ClawXMemory is the first plugin to bring Claude Code-like memory capabilities to the OpenClaw ecosystem.
| Core Memory Capability | Standard OpenClaw | Claude Code | ClawXMemory |
|---|---|---|---|
| Cross-session project knowledge | ✗ | ✓ | ✓ |
| Persistent user preference | ✗ | ✓ | ✓ |
| Multi-layered structured memory | ✗ | ✓ | ✓ |
| Memory integration strategy | Recall | On-demand read | Proactive reasoning |
| Continuous memory consolidation | ✗ | Auto-Dream | Auto-consolidation on idle & topic switch |
The system automatically distills information during conversations, building structured memory layer by layer:
| Memory Layer | Type | Description |
|---|---|---|
| L2 | Project memory / Timeline memory | High-level long-term memory aggregated around specific topics or timelines |
| L1 | Memory fragments | Structured core summaries distilled from concluded topics |
| L0 | Raw conversations | The lowest-level raw message records |
| Global | User profile | A continuously updated global user preference singleton |
When the model needs to recall, it proactively navigates along the "memory tree" through reasoning — first evaluating relevance from high-level memory (project/timeline/profile), drilling down into finer-grained fragments only when needed, and tracing back to specific conversations when necessary. This is closer to how a human expert reasons layer by layer than traditional vector retrieval.
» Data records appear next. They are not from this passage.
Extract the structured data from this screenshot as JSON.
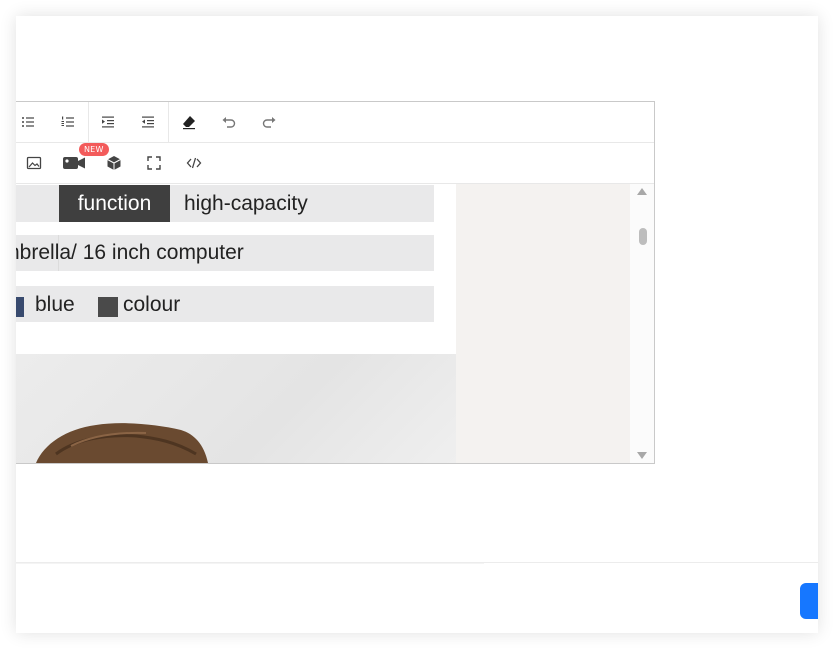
{
  "toolbar": {
    "row1": [
      {
        "name": "bulleted-list-icon"
      },
      {
        "name": "numbered-list-icon"
      },
      {
        "name": "indent-icon"
      },
      {
        "name": "outdent-icon"
      },
      {
        "name": "eraser-icon"
      },
      {
        "name": "undo-icon"
      },
      {
        "name": "redo-icon"
      }
    ],
    "row2": [
      {
        "name": "image-icon"
      },
      {
        "name": "video-icon"
      },
      {
        "name": "3d-model-icon"
      },
      {
        "name": "fullscreen-icon"
      },
      {
        "name": "code-icon"
      }
    ],
    "new_badge": "NEW"
  },
  "content": {
    "spec1": {
      "label": "function",
      "value": "high-capacity"
    },
    "spec2": {
      "value": "nbrella/ 16 inch computer"
    },
    "spec3": {
      "color1": "blue",
      "color2": "colour"
    }
  },
  "colors": {
    "accent": "#1677ff",
    "badge": "#f35b5b",
    "label_bg": "#3f3f3f",
    "row_bg": "#e9e9ea",
    "swatch_blue": "#384a6e",
    "swatch_dark": "#4a4a4a"
  },
  "footer": {
    "primary_button_label": ""
  }
}
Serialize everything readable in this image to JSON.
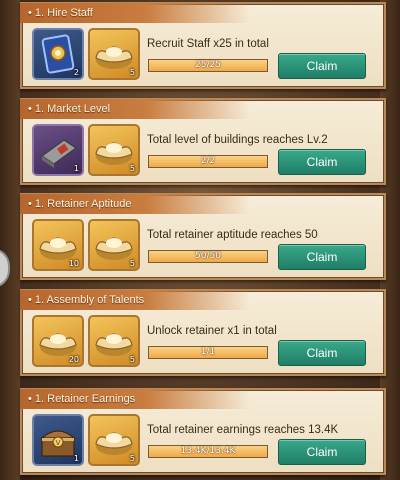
{
  "tasks": [
    {
      "title": "• 1. Hire Staff",
      "description": "Recruit Staff x25 in total",
      "progress_text": "25/25",
      "progress_fraction": 1.0,
      "claim_label": "Claim",
      "rewards": [
        {
          "icon": "recruit-card-icon",
          "qty": "2"
        },
        {
          "icon": "gold-ingot-icon",
          "qty": "5"
        }
      ]
    },
    {
      "title": "• 1. Market Level",
      "description": "Total level of buildings reaches Lv.2",
      "progress_text": "2/2",
      "progress_fraction": 1.0,
      "claim_label": "Claim",
      "rewards": [
        {
          "icon": "book-icon",
          "qty": "1"
        },
        {
          "icon": "gold-ingot-icon",
          "qty": "5"
        }
      ]
    },
    {
      "title": "• 1. Retainer Aptitude",
      "description": "Total retainer aptitude reaches 50",
      "progress_text": "50/50",
      "progress_fraction": 1.0,
      "claim_label": "Claim",
      "rewards": [
        {
          "icon": "gold-ingot-icon",
          "qty": "10"
        },
        {
          "icon": "gold-ingot-icon",
          "qty": "5"
        }
      ]
    },
    {
      "title": "• 1. Assembly of Talents",
      "description": "Unlock  retainer x1 in total",
      "progress_text": "1/1",
      "progress_fraction": 1.0,
      "claim_label": "Claim",
      "rewards": [
        {
          "icon": "gold-ingot-icon",
          "qty": "20"
        },
        {
          "icon": "gold-ingot-icon",
          "qty": "5"
        }
      ]
    },
    {
      "title": "• 1. Retainer Earnings",
      "description": "Total retainer earnings reaches 13.4K",
      "progress_text": "13.4K/13.4K",
      "progress_fraction": 1.0,
      "claim_label": "Claim",
      "rewards": [
        {
          "icon": "treasure-chest-icon",
          "qty": "1"
        },
        {
          "icon": "gold-ingot-icon",
          "qty": "5"
        }
      ]
    }
  ]
}
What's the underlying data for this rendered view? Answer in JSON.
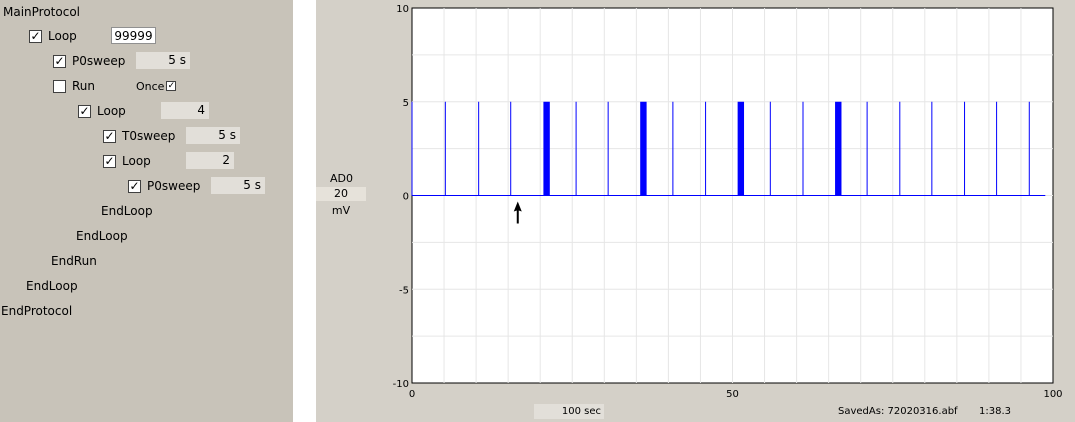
{
  "protocol": {
    "main_label": "MainProtocol",
    "loop1": {
      "label": "Loop",
      "checked": true,
      "value": "99999"
    },
    "p0sweep1": {
      "label": "P0sweep",
      "checked": true,
      "value": "5 s"
    },
    "run": {
      "label": "Run",
      "checked": false,
      "once_label": "Once",
      "once_checked": true
    },
    "loop2": {
      "label": "Loop",
      "checked": true,
      "value": "4"
    },
    "t0sweep": {
      "label": "T0sweep",
      "checked": true,
      "value": "5 s"
    },
    "loop3": {
      "label": "Loop",
      "checked": true,
      "value": "2"
    },
    "p0sweep2": {
      "label": "P0sweep",
      "checked": true,
      "value": "5 s"
    },
    "endloop3": "EndLoop",
    "endloop2": "EndLoop",
    "endrun": "EndRun",
    "endloop1": "EndLoop",
    "end_label": "EndProtocol"
  },
  "channel": {
    "name": "AD0",
    "scale": "20",
    "unit": "mV"
  },
  "status": {
    "timebase": "100 sec",
    "saved_as": "SavedAs: 72020316.abf",
    "elapsed": "1:38.3"
  },
  "colors": {
    "trace": "#0000ff",
    "grid": "#e6e6e6",
    "plot_bg": "#ffffff"
  },
  "icons": {
    "cursor": "arrow-cursor-icon",
    "check": "check-icon"
  },
  "chart_data": {
    "type": "line",
    "x_ticks": [
      0,
      50,
      100
    ],
    "x_tick_labels": [
      "0",
      "50",
      "100"
    ],
    "y_ticks": [
      10,
      5,
      0,
      -5,
      -10
    ],
    "y_tick_labels": [
      "10",
      "5",
      "0",
      "-5",
      "-10"
    ],
    "xlim": [
      0,
      100
    ],
    "ylim": [
      -10,
      10
    ],
    "grid": true,
    "baseline": 0,
    "pulse_amplitude": 5,
    "pulses": [
      0,
      5.2,
      10.4,
      15.4,
      20.5,
      21.0,
      21.5,
      25.6,
      30.6,
      35.6,
      36.1,
      36.6,
      40.7,
      45.8,
      50.8,
      51.3,
      51.8,
      55.9,
      61.0,
      66.0,
      66.5,
      67.0,
      71.0,
      76.1,
      81.1,
      86.2,
      91.2,
      96.3
    ],
    "trace_end": 98.8,
    "cursor_x": 16.5
  }
}
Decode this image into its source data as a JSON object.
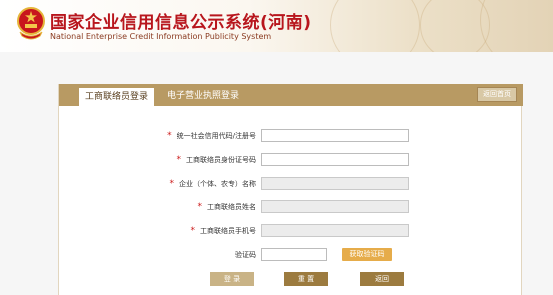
{
  "header": {
    "title": "国家企业信用信息公示系统(河南)",
    "subtitle": "National Enterprise Credit Information Publicity System",
    "colors": {
      "title": "#b8161d",
      "accent": "#b89a63"
    }
  },
  "tabs": {
    "active": "工商联络员登录",
    "other": "电子营业执照登录",
    "home": "返回首页"
  },
  "form": {
    "credit_code_label": "统一社会信用代码/注册号",
    "id_number_label": "工商联络员身份证号码",
    "company_name_label": "企业（个体、农专）名称",
    "liaison_name_label": "工商联络员姓名",
    "phone_label": "工商联络员手机号",
    "captcha_label": "验证码",
    "required_mark": "*",
    "get_code_label": "获取验证码"
  },
  "actions": {
    "login": "登 录",
    "reset": "重 置",
    "back": "返回"
  }
}
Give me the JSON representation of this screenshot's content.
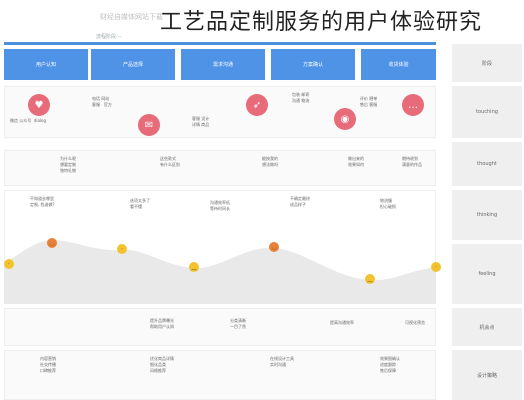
{
  "header": {
    "title": "工艺品定制服务的用户体验研究",
    "watermark": "财经自媒体网站下载",
    "stage_caption": "流程阶段 --"
  },
  "stages": [
    "用户认知",
    "产品选择",
    "需求沟通",
    "方案确认",
    "收货体验"
  ],
  "row_labels": [
    "阶段",
    "touching",
    "thought",
    "thinking",
    "feeling",
    "机会点",
    "设计策略"
  ],
  "touchpoints": [
    {
      "icon": "heart-icon",
      "glyph": "♥",
      "text": "微信 公众号  dialog"
    },
    {
      "icon": "mail-icon",
      "glyph": "✉",
      "text": "电话 网站\n客服   官方"
    },
    {
      "icon": "rocket-icon",
      "glyph": "➶",
      "text": "客服 设计\n详情 商品"
    },
    {
      "icon": "eye-icon",
      "glyph": "◉",
      "text": "包装 邮寄\n沟通 物流"
    },
    {
      "icon": "chat-icon",
      "glyph": "…",
      "text": "评价 晒单\n售后 客服"
    }
  ],
  "thoughts": [
    "为什么呢\n想要定制\n独特礼物",
    "这些款式\n有什么区别",
    "能按我的\n想法做吗",
    "做出来的\n效果如何",
    "期待收到\n满意的作品"
  ],
  "thinking": [
    "不知道去哪里\n定制, 找谁做?",
    "选项太多了\n看不懂",
    "沟通效率低\n等待时间长",
    "不确定最终\n成品样子",
    "物流慢\n担心破损"
  ],
  "opportunity": [
    "提升品牌曝光\n帮助用户认知",
    "分类清晰\n一目了然",
    "提高沟通效率",
    "可视化预览"
  ],
  "strategy": [
    "内容营销\n社交传播\n口碑推荐",
    "优化商品详情\n细化品类\n风格推荐",
    "在线设计工具\n实时沟通",
    "效果图确认\n进度跟踪\n售后保障"
  ],
  "colors": {
    "accent": "#4e93e6",
    "touch_icon": "#e86b7a",
    "emoji": "#f2c230",
    "curve_fill": "#e9e9e9"
  },
  "feelings": [
    "neutral",
    "happy",
    "neutral",
    "sad",
    "happy",
    "sad",
    "neutral"
  ]
}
- Automatic memory construction: No manual maintenance needed — automatically distills, aggregates, and updates during conversation
- Model-driven retrieval: Uses reasoning instead of matching, truly understanding vague questions like "How is this project progressing?"
- Memory visualization Dashboard: Canvas view and list view, with memory layers and relationships at a glance
- Local storage, privacy-safe: SQLite by default, data never leaves the device, supports one-click import/export
For detailed documentation, see ClawXMemory README.
ClawXRouter is EdgeClaw's routing brain — the edge perceives data attributes (sensitivity, complexity) while the cloud handles reasoning and generation. Through its Hook mechanism, it automatically intercepts and routes without any changes to business code, serving as a seamless drop-in replacement for OpenClaw.
Most requests involve browsing files, reading code, and simple Q&A — using the most expensive model for these tasks is pure waste. Token-Saver uses LLM-as-Judge to classify requests by complexity, automatically routing them to the most economical model:
| Complexity | Task Examples | Default Target Model |
|---|---|---|
| SIMPLE | Queries, translation, formatting, greetings | gpt-4o-mini |
| MEDIUM | Code generation, single-file editing, email drafting | gpt-4o |
| COMPLEX | System design, multi-file refactoring, cross-doc analysis | claude-sonnet-4.6 |
| REASONING | Mathematical proofs, formal logic, experiment design | o4-mini |
| Approach | Pros | Cons |
|---|---|---|
| Keyword Rules | Fast | No semantic understanding, high false-positive rate |
| LLM-as-Judge | Semantic understanding, multilingual | One additional local model call (~1–2s) |
The Judge runs on a local small model (MiniCPM-4.1 / Qwen3.5), with prompt hash caching (SHA-256, TTL 5 min) to avoid re-judging identical requests. In typical workflows, 60–80% of requests are forwarded to cheaper models.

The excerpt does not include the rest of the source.